Docker is a platform for building, shipping, and running applications in containers. A container packages an application with all its dependencies (runtime, libraries, system tools) into a standardized unit that runs consistently across any environment - developer laptop, CI server, or production cloud.

How It Works

A Dockerfile defines the container image: the base operating system, installed packages, application code, and startup command. Building the Dockerfile produces an image - an immutable snapshot of the application and its dependencies. Running an image creates a container - an isolated process with its own filesystem, network, and resources.

Images are stored in container registries (Amazon ECR, Docker Hub) and pulled by orchestrators (ECS, EKS) to run containers across clusters.

Why It Matters

Containers solve the “works on my machine” problem. The same container image runs identically in development, staging, and production. For AI workloads, this is critical: ML models depend on specific library versions (PyTorch, TensorFlow, CUDA), and version mismatches between training and inference environments cause subtle, hard-to-debug failures. Containers guarantee environment consistency.

AI Workload Containers

Inference containers package the model, serving framework (FastAPI, TorchServe, Triton), and dependencies. Keep images small (multi-stage builds, slim base images) to reduce cold start time and storage costs.

Training containers package training code and dependencies. They are typically larger (include training libraries, GPU drivers) and run as batch jobs on ECS or SageMaker.

Pipeline step containers package individual processing steps (text extraction, embedding generation, post-processing). Each step is a container, enabling independent scaling and language-agnostic pipelines.

Practical Guidance

Use multi-stage builds to keep production images small. Pin dependency versions explicitly (no latest tags). Use ECR for private image storage with vulnerability scanning. Minimize the number of layers and cache frequently. Run containers as non-root users for security. For GPU workloads, use NVIDIA’s CUDA base images and ensure the host has the matching GPU drivers.

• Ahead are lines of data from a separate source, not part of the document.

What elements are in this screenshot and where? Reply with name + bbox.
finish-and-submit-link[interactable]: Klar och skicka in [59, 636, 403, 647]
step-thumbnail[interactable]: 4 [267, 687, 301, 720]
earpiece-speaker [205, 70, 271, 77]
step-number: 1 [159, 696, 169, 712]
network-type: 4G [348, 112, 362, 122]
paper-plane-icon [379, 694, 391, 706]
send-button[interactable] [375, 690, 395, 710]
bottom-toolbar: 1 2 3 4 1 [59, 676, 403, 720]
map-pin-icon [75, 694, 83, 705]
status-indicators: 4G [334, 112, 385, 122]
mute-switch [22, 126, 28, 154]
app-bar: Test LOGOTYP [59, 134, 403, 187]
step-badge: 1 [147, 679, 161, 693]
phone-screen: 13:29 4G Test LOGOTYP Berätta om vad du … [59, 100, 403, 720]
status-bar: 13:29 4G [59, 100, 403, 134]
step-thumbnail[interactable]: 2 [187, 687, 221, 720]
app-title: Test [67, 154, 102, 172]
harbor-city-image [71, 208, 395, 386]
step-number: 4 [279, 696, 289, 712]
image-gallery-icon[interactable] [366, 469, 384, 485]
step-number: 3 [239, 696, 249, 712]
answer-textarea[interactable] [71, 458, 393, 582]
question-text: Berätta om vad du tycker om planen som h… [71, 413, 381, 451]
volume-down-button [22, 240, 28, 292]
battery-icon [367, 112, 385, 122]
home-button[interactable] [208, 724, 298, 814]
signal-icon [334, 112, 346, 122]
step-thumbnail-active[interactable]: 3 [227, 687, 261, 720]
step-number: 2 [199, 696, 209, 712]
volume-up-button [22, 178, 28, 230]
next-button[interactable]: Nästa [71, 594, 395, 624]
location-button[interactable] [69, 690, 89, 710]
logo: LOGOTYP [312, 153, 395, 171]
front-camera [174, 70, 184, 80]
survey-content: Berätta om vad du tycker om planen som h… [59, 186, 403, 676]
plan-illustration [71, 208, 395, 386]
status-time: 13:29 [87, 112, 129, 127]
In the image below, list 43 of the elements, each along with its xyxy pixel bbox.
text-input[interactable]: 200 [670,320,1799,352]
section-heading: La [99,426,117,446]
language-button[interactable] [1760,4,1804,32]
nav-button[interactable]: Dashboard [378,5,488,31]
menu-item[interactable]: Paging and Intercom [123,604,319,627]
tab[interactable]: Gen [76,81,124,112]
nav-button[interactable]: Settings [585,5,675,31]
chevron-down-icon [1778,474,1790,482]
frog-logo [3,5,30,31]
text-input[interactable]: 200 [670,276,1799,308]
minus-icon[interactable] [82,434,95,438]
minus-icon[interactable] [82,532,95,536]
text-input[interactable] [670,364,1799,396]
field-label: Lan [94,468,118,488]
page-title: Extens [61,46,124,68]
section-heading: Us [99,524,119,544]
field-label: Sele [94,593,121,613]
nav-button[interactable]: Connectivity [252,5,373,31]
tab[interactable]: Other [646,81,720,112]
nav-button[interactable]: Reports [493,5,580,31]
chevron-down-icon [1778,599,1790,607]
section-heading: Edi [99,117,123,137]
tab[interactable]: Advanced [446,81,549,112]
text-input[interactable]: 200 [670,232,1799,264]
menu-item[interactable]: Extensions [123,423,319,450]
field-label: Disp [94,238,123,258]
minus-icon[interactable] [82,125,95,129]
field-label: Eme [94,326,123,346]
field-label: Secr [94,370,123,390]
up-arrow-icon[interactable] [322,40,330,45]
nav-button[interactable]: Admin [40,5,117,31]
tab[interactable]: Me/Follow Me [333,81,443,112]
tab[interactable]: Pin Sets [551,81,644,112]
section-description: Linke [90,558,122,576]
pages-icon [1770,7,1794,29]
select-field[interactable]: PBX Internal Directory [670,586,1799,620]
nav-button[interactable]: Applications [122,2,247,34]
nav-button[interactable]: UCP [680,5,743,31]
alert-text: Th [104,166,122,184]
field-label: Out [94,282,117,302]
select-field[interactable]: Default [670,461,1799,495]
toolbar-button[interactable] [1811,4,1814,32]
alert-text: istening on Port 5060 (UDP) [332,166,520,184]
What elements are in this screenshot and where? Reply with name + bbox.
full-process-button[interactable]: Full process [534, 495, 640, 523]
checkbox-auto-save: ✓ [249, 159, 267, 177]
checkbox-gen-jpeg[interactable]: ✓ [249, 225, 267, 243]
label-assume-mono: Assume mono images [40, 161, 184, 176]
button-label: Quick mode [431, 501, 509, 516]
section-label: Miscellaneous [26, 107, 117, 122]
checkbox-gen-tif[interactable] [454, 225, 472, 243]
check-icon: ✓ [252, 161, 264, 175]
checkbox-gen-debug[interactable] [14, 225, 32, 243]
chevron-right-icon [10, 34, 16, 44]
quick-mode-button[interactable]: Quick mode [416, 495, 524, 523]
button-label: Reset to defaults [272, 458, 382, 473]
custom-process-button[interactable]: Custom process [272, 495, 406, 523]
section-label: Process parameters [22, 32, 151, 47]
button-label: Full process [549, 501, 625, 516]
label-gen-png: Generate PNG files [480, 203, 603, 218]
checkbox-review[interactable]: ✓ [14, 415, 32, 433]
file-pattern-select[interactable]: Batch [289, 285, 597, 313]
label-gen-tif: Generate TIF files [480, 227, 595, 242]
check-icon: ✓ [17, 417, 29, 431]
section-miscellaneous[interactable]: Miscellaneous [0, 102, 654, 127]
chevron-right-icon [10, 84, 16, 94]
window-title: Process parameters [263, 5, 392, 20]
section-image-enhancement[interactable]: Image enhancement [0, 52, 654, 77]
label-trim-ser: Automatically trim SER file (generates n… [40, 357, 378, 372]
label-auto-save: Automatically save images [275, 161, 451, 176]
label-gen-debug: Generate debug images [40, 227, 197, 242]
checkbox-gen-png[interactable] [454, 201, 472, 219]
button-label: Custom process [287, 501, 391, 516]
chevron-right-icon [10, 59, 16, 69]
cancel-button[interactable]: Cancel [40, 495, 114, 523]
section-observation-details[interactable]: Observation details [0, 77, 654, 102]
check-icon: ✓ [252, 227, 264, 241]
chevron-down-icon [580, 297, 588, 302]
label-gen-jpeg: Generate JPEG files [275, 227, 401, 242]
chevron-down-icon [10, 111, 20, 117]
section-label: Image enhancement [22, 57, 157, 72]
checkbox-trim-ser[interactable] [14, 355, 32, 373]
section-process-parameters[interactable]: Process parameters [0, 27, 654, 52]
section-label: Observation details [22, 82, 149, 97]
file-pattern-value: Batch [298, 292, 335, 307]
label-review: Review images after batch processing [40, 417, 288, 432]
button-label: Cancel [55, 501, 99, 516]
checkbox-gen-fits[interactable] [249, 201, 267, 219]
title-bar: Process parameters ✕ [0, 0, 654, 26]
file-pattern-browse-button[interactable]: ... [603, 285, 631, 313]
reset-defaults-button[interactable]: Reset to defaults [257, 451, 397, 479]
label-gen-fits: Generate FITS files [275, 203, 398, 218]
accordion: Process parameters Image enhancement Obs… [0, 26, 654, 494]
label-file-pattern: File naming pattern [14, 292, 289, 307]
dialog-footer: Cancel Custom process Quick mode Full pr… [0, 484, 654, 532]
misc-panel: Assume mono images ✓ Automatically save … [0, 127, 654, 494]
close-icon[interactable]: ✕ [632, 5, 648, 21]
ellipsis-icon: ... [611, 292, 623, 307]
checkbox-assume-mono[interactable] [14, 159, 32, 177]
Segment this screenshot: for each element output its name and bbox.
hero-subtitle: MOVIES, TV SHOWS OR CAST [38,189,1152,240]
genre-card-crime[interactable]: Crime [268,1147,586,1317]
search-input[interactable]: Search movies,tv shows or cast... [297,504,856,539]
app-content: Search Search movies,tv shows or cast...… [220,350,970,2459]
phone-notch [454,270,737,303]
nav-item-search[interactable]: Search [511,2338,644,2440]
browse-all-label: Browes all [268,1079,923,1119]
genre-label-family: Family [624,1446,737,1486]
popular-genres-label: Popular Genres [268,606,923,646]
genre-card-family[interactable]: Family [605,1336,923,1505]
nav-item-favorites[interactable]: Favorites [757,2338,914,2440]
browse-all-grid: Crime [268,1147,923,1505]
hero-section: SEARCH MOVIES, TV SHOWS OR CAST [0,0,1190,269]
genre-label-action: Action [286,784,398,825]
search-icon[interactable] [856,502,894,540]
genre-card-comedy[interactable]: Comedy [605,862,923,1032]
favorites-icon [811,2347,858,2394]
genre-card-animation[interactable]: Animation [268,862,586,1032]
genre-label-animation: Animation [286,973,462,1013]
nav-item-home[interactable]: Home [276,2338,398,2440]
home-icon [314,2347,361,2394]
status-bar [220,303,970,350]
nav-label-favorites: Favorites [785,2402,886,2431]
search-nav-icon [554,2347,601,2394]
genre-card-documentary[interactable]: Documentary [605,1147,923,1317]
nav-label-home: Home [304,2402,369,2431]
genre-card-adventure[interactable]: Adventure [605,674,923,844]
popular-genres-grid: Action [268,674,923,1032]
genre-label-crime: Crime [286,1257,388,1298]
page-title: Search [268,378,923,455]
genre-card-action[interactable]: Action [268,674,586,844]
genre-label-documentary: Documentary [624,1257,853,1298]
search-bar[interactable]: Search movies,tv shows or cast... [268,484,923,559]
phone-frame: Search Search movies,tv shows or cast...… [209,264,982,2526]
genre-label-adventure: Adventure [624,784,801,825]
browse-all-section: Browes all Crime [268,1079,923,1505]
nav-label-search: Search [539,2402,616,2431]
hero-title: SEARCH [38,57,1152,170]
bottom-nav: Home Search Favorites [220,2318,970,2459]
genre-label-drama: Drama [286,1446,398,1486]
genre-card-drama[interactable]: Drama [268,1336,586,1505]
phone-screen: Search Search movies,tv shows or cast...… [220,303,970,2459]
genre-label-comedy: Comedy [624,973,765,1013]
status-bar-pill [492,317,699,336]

Treat containers as immutable. Configuration should come from environment variables or mounted config maps, not baked into the image. This enables the same image to run across environments with different settings.

Sources

  • Merkel, D. (2014). Docker: Lightweight Linux containers for consistent development and deployment. Linux Journal, 239. (Original Docker paper; container image layering, copy-on-write filesystem, and the Dockerfile build process.)
  • Felter, W., Ferreira, A., Rajamony, R., & Rubio, J. (2015). An updated performance comparison of virtual machines and Linux containers. 2015 IEEE International Symposium on Performance Analysis of Systems and Software (ISPASS), 171–172. (Performance comparison showing containers add minimal overhead versus VMs; justification for containers in AI inference workloads.)
  • Boettiger, C. (2015). An introduction to Docker for reproducible research. ACM SIGOPS Operating Systems Review, 49(1), 71–79. (Containers for scientific reproducibility; directly applicable to reproducible ML training environments.)